小さな足の大きな一歩
「…すみません、申し遅れました。私、王立シルヴィアナ魔法アカデミーの学園長の、アンガスト・ヘーゼルダインと申します。エマーソン神父の古い友人です。」
「…は、はい」
「この度は誠にご愁傷様でございました」
「…はい、それで…あの…」
アンガストはパッと目をステラの方へ向けて言った。
「実は、先ほどの歌をお聞きして、昔のエマーソン神父のことを思い出したのです。あなたは彼にそっくりだ」
(…血が繋がっていないのに…?)
ステラは疑問に思ったが、アンガストの話を聞く。
「彼はその昔、自分の魔法で人々を癒したいと言っていました。しかし、彼はその努力が仇となり魔力に身体が蝕まれ、魔法看護の道を諦めたのです。

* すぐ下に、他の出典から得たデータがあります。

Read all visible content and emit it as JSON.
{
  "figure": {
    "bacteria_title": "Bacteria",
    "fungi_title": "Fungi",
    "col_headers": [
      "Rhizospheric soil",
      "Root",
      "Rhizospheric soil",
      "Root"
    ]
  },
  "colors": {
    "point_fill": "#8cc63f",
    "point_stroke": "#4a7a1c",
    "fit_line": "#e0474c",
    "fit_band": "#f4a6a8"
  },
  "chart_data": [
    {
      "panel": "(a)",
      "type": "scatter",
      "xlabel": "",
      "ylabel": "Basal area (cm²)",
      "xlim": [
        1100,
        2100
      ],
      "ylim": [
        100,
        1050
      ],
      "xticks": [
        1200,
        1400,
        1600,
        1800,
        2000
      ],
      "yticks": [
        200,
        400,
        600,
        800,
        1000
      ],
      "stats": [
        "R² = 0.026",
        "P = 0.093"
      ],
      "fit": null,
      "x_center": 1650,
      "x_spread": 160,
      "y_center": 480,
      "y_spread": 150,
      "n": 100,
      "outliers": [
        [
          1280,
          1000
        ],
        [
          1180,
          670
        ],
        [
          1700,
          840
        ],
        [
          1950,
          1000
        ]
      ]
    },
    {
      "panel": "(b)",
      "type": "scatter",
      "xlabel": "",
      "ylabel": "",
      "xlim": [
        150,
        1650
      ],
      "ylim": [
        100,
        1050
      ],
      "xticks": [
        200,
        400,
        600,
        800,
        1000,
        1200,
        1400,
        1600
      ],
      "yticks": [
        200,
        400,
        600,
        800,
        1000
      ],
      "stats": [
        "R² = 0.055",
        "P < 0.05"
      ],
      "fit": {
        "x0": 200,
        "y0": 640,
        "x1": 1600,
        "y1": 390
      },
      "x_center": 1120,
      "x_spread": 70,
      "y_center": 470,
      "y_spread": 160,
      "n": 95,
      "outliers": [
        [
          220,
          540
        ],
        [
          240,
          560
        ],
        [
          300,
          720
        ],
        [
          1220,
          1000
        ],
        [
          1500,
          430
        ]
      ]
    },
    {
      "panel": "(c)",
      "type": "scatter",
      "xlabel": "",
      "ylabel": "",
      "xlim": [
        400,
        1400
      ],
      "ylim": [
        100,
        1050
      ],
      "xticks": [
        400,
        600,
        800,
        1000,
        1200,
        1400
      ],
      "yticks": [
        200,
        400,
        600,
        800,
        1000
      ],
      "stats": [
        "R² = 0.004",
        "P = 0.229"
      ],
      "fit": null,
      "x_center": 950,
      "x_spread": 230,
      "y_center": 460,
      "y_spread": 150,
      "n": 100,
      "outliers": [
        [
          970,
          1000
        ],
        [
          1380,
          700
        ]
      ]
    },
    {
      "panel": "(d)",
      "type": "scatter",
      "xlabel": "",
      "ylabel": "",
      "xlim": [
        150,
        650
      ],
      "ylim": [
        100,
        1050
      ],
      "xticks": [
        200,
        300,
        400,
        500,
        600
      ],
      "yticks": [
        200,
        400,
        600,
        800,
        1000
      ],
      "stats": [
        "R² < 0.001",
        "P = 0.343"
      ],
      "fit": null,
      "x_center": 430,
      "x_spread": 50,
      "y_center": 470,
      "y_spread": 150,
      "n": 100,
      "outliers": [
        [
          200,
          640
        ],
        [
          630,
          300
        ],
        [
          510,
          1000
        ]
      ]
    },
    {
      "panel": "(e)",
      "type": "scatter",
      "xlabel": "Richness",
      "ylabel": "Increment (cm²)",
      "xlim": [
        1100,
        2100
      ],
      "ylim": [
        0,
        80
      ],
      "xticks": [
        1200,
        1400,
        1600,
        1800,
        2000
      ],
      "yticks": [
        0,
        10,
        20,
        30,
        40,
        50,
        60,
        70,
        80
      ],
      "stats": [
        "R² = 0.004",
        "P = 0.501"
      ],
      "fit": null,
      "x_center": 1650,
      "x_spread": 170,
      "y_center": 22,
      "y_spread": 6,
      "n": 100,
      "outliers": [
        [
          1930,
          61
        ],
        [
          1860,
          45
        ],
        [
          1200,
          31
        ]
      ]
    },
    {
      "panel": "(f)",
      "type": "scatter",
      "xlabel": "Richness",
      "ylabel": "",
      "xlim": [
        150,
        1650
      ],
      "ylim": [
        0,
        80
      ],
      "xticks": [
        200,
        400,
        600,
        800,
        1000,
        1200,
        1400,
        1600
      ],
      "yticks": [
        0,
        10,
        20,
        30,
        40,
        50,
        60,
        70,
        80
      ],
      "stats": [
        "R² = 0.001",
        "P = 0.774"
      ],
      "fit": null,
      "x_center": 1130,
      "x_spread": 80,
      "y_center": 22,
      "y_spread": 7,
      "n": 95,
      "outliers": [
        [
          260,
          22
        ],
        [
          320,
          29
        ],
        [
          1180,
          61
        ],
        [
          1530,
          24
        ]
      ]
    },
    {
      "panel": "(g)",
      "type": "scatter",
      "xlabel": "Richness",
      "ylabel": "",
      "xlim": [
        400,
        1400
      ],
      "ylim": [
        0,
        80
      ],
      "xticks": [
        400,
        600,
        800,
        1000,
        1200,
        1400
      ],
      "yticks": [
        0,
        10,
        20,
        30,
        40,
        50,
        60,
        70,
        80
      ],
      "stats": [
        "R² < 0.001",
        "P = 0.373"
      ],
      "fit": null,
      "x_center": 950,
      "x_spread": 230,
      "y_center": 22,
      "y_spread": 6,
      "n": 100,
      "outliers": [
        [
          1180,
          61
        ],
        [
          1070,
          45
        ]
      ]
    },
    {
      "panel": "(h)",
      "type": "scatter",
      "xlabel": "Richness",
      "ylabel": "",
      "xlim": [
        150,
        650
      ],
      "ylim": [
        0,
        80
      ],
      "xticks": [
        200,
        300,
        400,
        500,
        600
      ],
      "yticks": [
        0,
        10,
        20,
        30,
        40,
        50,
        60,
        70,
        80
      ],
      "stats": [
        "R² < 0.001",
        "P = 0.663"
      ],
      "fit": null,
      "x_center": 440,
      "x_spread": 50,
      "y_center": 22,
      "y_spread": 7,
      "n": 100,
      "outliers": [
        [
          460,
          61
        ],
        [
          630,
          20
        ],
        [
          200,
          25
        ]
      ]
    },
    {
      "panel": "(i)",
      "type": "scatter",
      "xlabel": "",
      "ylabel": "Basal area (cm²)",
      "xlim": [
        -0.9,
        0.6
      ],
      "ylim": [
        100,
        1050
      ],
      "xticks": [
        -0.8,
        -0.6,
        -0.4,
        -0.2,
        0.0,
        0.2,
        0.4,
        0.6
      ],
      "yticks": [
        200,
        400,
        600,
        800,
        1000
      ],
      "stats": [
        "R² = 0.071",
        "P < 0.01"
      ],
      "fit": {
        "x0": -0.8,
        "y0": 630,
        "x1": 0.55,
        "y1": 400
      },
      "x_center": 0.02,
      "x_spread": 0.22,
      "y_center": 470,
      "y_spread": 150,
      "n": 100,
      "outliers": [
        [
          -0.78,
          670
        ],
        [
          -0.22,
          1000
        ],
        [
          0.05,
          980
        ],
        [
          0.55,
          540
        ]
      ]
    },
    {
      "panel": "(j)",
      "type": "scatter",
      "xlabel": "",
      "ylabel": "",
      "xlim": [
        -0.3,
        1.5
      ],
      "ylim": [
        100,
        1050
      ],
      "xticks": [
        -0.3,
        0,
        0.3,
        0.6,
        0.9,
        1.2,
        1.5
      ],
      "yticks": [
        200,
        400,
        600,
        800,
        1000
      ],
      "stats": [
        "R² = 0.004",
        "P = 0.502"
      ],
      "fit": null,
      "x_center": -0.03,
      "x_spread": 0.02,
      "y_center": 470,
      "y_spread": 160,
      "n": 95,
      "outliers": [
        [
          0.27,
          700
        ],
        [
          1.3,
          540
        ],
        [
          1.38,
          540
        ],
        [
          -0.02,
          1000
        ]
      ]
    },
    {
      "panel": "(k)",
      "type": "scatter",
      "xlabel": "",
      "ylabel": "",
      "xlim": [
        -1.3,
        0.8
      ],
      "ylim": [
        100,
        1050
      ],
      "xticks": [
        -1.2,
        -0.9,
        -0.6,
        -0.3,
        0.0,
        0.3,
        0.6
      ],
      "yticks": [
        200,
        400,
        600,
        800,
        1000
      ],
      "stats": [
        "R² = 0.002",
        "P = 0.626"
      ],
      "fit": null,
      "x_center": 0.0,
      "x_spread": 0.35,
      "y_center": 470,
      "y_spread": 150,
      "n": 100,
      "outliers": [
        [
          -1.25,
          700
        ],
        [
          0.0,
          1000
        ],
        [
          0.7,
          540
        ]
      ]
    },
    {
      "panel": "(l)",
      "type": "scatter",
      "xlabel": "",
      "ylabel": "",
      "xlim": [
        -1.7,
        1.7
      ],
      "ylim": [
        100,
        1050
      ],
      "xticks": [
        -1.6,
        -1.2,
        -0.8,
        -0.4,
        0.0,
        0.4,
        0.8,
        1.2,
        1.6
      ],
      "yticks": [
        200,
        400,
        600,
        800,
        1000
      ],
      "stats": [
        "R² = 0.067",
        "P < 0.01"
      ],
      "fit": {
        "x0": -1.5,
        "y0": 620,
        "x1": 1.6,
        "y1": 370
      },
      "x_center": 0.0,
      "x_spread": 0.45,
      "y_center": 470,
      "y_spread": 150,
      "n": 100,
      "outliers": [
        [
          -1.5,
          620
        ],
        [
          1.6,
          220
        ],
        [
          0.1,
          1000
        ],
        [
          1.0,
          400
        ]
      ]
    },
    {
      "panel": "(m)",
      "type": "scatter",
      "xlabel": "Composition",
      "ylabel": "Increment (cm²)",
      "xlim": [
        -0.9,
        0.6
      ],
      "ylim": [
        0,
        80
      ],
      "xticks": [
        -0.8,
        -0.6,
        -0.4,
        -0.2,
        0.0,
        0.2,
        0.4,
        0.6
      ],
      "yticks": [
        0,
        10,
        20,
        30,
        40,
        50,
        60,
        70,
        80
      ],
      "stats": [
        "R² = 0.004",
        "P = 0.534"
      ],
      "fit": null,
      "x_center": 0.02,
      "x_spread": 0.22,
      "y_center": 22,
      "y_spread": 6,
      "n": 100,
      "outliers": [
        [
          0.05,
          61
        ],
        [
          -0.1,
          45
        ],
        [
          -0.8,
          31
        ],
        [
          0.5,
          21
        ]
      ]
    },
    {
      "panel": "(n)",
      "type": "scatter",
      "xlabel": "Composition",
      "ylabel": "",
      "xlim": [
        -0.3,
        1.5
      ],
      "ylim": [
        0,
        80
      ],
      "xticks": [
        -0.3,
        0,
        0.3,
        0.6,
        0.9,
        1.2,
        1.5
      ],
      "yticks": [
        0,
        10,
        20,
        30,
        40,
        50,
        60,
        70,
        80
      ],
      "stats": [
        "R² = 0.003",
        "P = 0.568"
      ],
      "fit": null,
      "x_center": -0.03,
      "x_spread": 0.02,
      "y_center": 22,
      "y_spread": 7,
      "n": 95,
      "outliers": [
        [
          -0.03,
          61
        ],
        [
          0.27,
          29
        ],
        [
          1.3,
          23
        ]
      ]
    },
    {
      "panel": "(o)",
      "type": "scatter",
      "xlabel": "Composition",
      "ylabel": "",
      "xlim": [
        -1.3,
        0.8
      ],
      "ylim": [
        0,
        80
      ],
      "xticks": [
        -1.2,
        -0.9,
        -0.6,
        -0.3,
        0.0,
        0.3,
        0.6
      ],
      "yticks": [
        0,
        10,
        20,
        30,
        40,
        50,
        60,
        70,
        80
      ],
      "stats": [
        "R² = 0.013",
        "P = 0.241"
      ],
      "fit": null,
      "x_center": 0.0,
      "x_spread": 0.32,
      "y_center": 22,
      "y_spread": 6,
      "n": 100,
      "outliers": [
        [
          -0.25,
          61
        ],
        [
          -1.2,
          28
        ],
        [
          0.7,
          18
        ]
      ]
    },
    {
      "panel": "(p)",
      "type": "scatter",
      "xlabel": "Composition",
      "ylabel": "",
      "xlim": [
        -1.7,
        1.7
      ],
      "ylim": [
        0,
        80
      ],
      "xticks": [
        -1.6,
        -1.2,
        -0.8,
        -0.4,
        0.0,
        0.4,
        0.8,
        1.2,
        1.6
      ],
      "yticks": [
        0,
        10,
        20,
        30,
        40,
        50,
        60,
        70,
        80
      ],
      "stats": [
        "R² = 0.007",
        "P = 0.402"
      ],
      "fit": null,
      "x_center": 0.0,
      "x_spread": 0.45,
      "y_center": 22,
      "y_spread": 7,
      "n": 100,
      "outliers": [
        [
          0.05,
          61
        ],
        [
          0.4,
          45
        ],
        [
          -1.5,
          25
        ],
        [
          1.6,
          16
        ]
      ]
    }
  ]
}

」
「…!」
これまで語られなかった父の過去に息を呑んだ。
「どうか、彼の遺志を継いで、私の学園で声楽を学びませんか?人々を救いませんか?」
「…え、えっと…」
返答に困っていると、カイルが間に割って入った。
「…シルヴィアナ王立アカデミーは、全寮制男子校でしょう?ステラは…ウチの妹はれっきとした女です」
「構いません!特例として認めましょう。しかし、異性がいるとなにかと大変ですから性別を隠して学んでいただくことになりますが」
「っ……それに、うちにはそんな名門校に払えるような学費はありません」
「構いません!学費は私がもちますし、この教会に寄付することも約束します」
全く食い下がる気配のないアンガストにカイルは胡散臭ささえ感じる。
「…うさんくさいとお思いでしょう?
…ただ私は、親友の遺志を継いでほしいだけなのです。あなたにはその素質が十分にある。さあ、お決めください」
ステラはちらりとカイルの方を見る。
カイルはふーっとため息をついて肩をすくめた。
これは「好きにしろ」という彼のジェスチャーだ。
「私、私は………行きたい…です。」
ステラは恐る恐るカイルを見た。
カイルはまたもや肩をすくめるだけだった。